Every business owner knows the value of the work that they do. The problem is that many others don’t, especially clients who always want lower rates and deep discounts. With that said, it’s important to price your work so that it’s worth your time and effort, especially when you’re balancing the work with other day-to-day tasks.
There are multiple pricing structures to consider, so be sure to know your options before mapping out your offerings. The way you price your services is unique to your company, so it’s important to think about what method is the best fit for your business. However, it may help to look at competitors’ pricing just to get an idea of what the local market looks like – keeping in mind that yours doesn’t have to (and shouldn’t!) fall right in line with them.
Let’s cover some of the most used pricing structures:
Admittedly, this is not a popular approach for pricing but it’s worth covering. Commission works by getting paid through the vendors you hire. If, for example, you’re a planner and you hire the caterer, florist, and bakery, you would be paid a portion of their fees. Generally, I suggest avoiding this option.
In this case, you would look at the client’s overall budget and choose a percentage as your fee. If your going rate is 15% and your client’s budget is $50,000, you would bring in $7,500. This can make sense if you generally stick to one type of wedding, but be cautious with clients who increase their budgets after the initial consultation. Include a clause in your contract that requires a fee adjustment if they change their budget.

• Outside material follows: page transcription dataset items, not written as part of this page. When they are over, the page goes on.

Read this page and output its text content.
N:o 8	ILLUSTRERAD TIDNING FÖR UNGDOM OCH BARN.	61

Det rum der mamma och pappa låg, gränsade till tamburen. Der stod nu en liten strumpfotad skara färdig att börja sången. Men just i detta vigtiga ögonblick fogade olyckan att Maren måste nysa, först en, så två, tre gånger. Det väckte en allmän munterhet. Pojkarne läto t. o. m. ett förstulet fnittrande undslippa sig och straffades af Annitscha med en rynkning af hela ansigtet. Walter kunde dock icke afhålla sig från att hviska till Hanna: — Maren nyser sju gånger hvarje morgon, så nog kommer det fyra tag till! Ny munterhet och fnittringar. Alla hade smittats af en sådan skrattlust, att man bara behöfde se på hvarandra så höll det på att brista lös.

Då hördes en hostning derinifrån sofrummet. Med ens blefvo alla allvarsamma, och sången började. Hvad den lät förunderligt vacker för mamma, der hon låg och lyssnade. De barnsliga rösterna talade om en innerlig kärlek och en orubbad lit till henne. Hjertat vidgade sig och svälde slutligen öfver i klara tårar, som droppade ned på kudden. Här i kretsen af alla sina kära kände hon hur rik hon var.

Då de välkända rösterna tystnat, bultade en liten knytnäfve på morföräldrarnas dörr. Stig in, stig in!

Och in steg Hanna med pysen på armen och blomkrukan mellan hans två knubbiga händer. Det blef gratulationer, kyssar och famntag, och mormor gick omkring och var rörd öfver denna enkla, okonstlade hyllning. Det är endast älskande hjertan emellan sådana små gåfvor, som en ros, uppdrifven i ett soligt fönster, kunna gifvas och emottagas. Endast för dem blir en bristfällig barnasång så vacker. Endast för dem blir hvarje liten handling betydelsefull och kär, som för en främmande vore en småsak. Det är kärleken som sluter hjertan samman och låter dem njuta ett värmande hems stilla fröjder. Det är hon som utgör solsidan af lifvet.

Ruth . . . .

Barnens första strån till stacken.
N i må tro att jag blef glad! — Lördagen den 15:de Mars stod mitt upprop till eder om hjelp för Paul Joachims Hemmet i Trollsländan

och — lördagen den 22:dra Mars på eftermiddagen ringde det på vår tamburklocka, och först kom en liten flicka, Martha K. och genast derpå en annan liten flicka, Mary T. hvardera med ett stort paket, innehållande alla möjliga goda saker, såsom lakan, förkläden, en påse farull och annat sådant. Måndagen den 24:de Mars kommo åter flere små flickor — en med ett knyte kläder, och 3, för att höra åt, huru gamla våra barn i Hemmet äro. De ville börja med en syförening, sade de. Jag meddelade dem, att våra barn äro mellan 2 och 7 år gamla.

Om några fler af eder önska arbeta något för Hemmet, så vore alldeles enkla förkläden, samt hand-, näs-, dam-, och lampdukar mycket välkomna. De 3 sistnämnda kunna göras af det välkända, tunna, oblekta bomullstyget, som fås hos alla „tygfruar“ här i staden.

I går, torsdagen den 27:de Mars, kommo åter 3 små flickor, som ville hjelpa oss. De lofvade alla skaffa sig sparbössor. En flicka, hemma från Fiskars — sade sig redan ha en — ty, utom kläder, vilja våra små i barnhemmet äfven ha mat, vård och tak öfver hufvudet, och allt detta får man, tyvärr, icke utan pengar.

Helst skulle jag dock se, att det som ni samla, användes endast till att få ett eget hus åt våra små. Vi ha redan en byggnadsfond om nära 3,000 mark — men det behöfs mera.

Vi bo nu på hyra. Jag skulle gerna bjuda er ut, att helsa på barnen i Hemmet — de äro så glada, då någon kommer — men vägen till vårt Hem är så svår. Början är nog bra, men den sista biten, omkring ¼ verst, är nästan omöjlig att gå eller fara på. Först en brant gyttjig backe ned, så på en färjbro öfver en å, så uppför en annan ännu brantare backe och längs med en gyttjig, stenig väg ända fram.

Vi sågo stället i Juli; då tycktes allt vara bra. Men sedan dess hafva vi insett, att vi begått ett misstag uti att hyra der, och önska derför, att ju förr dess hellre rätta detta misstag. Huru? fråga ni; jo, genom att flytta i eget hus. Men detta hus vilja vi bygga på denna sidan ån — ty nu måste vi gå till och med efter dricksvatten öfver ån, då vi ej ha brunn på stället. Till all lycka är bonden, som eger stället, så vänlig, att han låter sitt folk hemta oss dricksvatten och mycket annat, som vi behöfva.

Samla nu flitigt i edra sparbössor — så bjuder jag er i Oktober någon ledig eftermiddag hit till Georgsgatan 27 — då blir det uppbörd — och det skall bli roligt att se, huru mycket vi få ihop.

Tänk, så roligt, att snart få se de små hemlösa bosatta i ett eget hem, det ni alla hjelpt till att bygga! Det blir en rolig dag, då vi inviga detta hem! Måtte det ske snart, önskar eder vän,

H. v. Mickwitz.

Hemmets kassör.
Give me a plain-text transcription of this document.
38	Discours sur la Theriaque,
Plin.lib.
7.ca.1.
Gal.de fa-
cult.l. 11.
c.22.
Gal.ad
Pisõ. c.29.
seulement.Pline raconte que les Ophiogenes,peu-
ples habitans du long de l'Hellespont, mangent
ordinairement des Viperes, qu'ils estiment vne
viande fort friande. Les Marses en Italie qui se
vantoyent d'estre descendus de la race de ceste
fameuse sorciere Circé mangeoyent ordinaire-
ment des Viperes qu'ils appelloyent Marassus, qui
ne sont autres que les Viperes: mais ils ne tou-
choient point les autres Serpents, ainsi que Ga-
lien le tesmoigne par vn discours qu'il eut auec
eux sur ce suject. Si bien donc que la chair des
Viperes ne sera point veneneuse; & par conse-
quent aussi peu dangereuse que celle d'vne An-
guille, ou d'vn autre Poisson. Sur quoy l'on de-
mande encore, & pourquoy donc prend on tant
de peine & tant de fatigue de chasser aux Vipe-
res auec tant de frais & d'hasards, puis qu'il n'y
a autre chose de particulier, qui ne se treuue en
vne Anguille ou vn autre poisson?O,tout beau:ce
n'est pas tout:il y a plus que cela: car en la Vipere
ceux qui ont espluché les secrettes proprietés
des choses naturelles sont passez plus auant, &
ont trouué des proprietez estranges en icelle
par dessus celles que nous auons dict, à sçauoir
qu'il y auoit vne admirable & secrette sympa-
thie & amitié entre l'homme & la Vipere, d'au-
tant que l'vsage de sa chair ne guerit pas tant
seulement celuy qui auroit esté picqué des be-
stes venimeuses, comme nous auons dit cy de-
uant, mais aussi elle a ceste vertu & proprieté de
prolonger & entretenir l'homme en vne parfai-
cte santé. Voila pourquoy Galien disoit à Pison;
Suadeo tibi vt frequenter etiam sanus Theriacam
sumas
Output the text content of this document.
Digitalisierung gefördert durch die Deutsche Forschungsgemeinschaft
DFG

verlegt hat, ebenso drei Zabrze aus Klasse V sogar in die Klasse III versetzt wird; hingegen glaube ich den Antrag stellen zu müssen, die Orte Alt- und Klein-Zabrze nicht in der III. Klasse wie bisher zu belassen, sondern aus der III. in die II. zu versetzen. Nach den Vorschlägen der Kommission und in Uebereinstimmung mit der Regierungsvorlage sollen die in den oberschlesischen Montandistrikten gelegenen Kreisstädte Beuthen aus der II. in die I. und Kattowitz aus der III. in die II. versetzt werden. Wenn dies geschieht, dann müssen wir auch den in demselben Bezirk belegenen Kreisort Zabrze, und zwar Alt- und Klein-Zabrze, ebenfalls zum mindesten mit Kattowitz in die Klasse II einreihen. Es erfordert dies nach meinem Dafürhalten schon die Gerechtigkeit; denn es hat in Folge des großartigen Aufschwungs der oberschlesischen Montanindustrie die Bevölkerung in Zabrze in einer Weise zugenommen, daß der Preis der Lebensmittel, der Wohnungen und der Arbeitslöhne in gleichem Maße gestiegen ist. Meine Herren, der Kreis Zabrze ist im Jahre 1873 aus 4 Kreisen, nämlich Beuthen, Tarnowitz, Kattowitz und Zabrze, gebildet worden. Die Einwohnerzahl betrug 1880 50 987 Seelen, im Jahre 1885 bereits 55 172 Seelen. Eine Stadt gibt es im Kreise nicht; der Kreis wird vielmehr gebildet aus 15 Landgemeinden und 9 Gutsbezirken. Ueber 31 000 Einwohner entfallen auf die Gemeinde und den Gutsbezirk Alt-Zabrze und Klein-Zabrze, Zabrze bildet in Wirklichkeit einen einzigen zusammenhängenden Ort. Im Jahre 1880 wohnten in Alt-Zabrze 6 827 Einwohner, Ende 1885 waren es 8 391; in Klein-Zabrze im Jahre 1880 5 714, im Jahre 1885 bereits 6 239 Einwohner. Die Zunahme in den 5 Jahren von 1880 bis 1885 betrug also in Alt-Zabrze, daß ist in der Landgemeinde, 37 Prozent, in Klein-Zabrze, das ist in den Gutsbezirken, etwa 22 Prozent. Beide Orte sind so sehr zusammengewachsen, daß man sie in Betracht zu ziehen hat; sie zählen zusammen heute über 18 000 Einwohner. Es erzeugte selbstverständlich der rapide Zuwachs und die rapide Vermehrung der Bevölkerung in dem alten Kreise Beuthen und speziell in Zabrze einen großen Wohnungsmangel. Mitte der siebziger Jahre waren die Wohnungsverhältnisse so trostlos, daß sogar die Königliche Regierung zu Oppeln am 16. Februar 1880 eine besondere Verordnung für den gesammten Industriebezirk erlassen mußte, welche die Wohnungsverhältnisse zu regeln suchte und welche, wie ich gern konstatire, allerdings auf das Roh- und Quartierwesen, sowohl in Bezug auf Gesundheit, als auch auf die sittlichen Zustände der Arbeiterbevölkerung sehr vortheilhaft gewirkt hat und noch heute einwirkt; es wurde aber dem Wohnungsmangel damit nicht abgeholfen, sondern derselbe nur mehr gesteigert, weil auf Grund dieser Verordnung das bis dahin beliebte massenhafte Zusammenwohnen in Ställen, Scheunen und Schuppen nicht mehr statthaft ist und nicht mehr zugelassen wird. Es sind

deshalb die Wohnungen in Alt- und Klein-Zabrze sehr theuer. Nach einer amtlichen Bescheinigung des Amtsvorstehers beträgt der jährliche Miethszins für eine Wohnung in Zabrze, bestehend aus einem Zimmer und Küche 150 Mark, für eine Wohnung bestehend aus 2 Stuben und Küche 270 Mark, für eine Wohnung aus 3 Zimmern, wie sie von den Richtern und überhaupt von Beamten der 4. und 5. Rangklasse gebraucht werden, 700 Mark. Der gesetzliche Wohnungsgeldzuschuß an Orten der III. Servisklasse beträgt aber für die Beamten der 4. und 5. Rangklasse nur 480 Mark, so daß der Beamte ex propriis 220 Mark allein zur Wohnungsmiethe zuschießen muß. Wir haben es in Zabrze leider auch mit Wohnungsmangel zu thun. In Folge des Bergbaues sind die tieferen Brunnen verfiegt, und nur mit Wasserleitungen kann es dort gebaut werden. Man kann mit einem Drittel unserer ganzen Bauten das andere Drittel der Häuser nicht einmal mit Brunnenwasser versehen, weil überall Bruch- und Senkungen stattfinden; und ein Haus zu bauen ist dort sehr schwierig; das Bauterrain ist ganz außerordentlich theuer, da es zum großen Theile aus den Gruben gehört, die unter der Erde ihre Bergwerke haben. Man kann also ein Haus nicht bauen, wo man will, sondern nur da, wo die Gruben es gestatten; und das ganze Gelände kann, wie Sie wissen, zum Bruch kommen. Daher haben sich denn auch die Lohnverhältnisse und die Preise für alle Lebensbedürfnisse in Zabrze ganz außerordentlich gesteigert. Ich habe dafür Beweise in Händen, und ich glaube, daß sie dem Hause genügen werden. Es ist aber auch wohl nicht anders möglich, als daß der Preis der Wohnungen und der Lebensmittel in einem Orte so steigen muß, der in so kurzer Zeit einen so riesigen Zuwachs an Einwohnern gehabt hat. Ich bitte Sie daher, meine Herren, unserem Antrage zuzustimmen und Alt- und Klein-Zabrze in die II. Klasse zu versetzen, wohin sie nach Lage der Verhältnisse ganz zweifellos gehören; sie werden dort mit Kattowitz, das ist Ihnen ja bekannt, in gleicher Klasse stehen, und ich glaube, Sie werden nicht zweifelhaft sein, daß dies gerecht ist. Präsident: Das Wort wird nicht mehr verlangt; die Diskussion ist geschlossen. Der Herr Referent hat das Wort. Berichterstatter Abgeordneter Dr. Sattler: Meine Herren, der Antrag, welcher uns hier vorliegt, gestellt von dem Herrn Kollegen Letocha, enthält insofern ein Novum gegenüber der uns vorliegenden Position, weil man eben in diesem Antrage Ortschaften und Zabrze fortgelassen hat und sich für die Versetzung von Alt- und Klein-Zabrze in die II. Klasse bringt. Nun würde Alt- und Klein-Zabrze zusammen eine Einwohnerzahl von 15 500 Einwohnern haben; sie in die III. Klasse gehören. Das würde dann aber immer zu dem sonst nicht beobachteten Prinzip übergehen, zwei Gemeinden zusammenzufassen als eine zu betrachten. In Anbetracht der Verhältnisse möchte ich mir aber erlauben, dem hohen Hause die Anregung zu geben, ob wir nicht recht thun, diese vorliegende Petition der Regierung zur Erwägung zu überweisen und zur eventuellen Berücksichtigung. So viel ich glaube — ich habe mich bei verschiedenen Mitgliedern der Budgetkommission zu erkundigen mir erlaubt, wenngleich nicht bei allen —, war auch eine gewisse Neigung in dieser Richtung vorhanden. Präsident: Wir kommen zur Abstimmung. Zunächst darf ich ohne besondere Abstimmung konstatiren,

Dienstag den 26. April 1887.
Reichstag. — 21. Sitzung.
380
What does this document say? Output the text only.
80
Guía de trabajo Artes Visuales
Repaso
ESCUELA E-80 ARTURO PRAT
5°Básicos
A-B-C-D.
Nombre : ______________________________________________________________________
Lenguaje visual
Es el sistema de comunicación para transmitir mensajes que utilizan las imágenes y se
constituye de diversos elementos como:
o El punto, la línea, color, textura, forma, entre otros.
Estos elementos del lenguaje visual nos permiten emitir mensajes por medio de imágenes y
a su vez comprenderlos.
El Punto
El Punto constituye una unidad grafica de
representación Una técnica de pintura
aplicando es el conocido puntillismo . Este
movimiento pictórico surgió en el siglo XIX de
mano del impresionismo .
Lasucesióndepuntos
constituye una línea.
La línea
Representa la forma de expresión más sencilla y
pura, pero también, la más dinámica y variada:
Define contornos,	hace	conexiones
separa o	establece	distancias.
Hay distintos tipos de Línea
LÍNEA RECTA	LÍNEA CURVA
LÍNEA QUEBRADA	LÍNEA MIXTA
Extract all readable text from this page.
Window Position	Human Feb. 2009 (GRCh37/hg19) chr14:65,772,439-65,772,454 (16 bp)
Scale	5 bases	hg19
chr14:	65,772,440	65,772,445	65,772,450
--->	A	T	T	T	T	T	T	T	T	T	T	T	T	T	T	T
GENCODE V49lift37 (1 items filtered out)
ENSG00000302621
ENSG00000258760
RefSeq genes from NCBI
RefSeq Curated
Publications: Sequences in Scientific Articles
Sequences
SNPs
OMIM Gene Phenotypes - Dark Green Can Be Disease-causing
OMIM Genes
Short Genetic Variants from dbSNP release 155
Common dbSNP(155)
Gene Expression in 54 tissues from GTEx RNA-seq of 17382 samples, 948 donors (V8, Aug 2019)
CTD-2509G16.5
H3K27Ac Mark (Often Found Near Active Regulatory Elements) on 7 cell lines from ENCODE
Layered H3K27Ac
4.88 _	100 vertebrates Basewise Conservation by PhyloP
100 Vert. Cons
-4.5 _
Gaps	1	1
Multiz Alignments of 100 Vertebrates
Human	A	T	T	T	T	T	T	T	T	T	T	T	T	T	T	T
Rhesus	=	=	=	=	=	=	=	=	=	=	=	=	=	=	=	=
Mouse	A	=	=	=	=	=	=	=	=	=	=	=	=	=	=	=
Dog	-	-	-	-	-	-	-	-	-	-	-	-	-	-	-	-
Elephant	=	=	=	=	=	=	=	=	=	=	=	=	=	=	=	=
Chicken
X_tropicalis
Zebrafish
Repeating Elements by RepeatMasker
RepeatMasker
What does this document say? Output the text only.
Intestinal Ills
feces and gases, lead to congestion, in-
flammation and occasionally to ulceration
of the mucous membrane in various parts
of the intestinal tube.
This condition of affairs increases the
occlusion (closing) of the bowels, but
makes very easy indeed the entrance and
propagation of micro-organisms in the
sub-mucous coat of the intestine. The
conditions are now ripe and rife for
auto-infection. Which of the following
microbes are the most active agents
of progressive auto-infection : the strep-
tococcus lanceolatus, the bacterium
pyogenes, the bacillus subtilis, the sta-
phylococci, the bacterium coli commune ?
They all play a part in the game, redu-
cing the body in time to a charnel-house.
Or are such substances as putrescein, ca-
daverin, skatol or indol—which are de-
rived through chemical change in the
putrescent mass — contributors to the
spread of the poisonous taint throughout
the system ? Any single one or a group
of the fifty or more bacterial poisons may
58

Charging hourly requires some math, but it can make sense if you want to keep everything consistent based on the time you spend on each client. Generally, hourly rates are calculated with the following formula:
(The amount you want to net annually) / 50 weeks / 5 days per week X 2.5 (factoring in expenses) = per diem / 8 hours = your hourly rate
If your goal for the year is to earn $50,000 net, you’d have to charge $62.50 per hour to meet your goal. However, if you look at the average day of an event professional, things don’t always break down into neat hourly units. Unless you have a strict time management tool, it may not make sense to bill hourly.
This is by far the most popular option among event planners, as it’s simple for both the client and the vendor. However, determining your package rates is not as simple as pulling numbers out of the air that sound about right. With a test client, start a tally where you mark the number of hours spent – from the client appointments to the behind-the-scenes work to the actual day-of services.
Using the hourly rate calculated above, you can determine a pretty accurate estimate for a typical event and use that as a starting point. You can then create lower and higher packages based around your average event.
The Art of Negotiation
Even if you have the best rates in the market, you’ll still come across those clients who aren’t happy with it and want you to make concessions for them. While some discounts may be appropriate, don’t shortchange yourself for any reason. Don’t forget the tings that you give up in order to put together gorgeous weddings for your coupes – weekends, birthdays, and holidays may be missed and you should be charging accordingly. If you don’t, you may begin to resent the couple and their event – it’s better off to come to an agreement to avoid any negativity.
My suggestion is to negotiate through add-ons, not through pricing. While the client may not be getting a discount on their package, they may be satisfied with an additional service for the same initial fee. Keep it simple so it doesn’t add to your plate too much, but it’s much better than lowering the value of something that you’ve already determined to be worth your time.
Don’t assume that estimated prices or even your competitors’ prices will work for you. The way you price your services has a major impact on your future as a business, so do your due diligence and make your efforts worthwhile the right way.